Alex Brubaker, an ag lender with Susquehanna Bank in Blue Ball, agreed with Fry that interest in lending has remained steady.

“Lines of credit are being paid to zero,” and many farmers are paying ahead, Brubaker said.

Farmers are also taking steps to increase profitability. They are looking to fill barns with cows, and managing somatic cell counts and butterfat contents to get premiums. They are also double-cropping a lot more to reduce feed costs, he said.

“Dairy farmers are looking at doing projects they might have put off for a while,” said Richard Stup, the sales manager for AgChoice Farm Credit’s northeastern Pennsylvania offices.

AgChoice is cautioning farmers not to spend all of the extra money so that they have a cushion if milk prices fall again, he said.

Many of the projects farmers are looking at are ways to increase efficiency that are not necessarily expansions, such as replacing old barns or milking equipment. “We can look at robotics that way,” Stup said.

Adding those efficiencies without adding cows can be a challenge, though, because the improvements are so expensive, Stup said. “Sometimes it’s hard to pay for them without expanding the herd at least some.”

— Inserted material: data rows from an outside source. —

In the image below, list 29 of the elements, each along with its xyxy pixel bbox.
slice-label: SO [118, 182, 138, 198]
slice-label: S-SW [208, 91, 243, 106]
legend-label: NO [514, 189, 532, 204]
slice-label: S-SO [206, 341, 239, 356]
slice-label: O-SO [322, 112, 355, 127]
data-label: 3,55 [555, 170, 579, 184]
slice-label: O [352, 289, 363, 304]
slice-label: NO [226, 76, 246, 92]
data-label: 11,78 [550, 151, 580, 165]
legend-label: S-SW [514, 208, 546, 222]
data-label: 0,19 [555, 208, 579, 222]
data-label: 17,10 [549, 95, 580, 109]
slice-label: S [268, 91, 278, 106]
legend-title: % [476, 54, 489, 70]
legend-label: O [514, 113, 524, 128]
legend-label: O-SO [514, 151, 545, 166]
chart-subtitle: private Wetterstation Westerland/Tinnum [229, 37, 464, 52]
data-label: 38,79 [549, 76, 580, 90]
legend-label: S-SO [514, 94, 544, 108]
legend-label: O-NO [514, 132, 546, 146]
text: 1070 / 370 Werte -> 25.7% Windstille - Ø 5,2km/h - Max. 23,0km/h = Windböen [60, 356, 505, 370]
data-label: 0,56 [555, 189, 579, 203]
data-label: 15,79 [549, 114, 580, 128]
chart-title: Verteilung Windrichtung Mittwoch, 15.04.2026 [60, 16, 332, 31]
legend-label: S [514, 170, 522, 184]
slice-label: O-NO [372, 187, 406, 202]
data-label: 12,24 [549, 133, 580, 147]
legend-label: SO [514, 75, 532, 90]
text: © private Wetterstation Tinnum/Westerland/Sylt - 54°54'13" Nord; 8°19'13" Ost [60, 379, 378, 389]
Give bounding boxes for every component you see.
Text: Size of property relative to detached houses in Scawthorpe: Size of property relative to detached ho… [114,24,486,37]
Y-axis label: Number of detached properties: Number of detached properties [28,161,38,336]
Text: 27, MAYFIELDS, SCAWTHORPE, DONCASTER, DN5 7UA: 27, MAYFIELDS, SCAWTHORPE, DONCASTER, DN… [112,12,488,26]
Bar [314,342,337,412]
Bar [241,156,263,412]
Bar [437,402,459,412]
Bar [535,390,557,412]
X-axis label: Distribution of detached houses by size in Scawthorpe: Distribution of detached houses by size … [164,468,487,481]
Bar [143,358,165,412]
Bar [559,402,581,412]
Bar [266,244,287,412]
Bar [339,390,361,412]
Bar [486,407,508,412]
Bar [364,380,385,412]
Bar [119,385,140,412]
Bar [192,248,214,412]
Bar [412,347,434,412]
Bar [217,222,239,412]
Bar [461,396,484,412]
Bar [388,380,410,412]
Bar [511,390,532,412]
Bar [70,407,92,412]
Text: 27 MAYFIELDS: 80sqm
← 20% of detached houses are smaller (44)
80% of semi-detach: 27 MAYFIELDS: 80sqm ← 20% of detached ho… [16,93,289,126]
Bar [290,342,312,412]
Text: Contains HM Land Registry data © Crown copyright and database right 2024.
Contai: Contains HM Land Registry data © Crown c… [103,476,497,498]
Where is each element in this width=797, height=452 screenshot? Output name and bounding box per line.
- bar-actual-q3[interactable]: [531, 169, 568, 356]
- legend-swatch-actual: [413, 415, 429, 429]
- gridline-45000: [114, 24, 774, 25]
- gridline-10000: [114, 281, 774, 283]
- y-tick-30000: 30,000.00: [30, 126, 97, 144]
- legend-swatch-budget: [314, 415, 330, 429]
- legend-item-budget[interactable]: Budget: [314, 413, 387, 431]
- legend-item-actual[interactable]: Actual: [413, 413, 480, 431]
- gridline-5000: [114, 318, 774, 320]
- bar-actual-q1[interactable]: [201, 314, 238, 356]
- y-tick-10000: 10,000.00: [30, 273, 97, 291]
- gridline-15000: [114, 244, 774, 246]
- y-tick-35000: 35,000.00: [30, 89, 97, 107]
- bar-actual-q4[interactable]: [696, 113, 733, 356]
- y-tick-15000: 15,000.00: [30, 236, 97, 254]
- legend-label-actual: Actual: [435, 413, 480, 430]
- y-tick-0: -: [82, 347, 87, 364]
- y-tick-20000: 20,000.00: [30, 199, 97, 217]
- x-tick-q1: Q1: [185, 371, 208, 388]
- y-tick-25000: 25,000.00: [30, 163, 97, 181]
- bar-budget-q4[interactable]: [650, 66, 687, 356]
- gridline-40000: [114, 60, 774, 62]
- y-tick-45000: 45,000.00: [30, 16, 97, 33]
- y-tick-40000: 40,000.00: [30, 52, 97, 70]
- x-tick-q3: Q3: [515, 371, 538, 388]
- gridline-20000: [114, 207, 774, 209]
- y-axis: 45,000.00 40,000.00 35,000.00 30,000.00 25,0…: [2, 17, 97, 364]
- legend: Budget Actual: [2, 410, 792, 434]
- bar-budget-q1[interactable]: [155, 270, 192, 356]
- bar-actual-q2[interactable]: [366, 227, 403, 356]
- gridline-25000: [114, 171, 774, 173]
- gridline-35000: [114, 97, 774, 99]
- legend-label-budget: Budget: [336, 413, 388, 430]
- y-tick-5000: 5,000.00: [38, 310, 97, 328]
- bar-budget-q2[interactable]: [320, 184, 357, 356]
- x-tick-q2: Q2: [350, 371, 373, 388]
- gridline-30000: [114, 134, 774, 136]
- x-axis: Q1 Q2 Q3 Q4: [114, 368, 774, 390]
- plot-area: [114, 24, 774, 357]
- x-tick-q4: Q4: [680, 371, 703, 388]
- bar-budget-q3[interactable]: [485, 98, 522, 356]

Lending practices at AgChoice have not really changed in response to dairy’s crunch five years ago. Farmers asked that question a lot in 2009, but what really changed then was farmers’ financial situation, Stup said.

“A lot of farmers lost huge amounts of equity” because milk prices were low and feed costs were high, which made it harder for farmers to get credit, he said.

Asked if farmers are more financially savvy than they used to be, Stup said, “Oh, I think they are, and I think they have to be.”

There was a time when banks saw dairy as less risky than other types of farms. They brought in a monthly milk check, so they did not need as much liquid capital as other types of operations, he said.

That thinking has changed, though, as prices for milk and input costs have become more volatile, he said.

Reserves may be necessary for even short rough patches of a few months, he said.

Fewer farmers are settling for the price the market will give them, looking at tools to lock in prices for milk or inputs, or getting crop insurance, he said.

It is important for farmers to keep their lenders in the loop if their financial situation changes during the year, Stup said.

Lenders would rather know early on that an issue might hurt profitability rather than find out at the end of the year that a farm was not profitable when they expected it would be, Stup said.

“You build a much stronger relationship,” Stup said. “It’s so much better than having surprises.”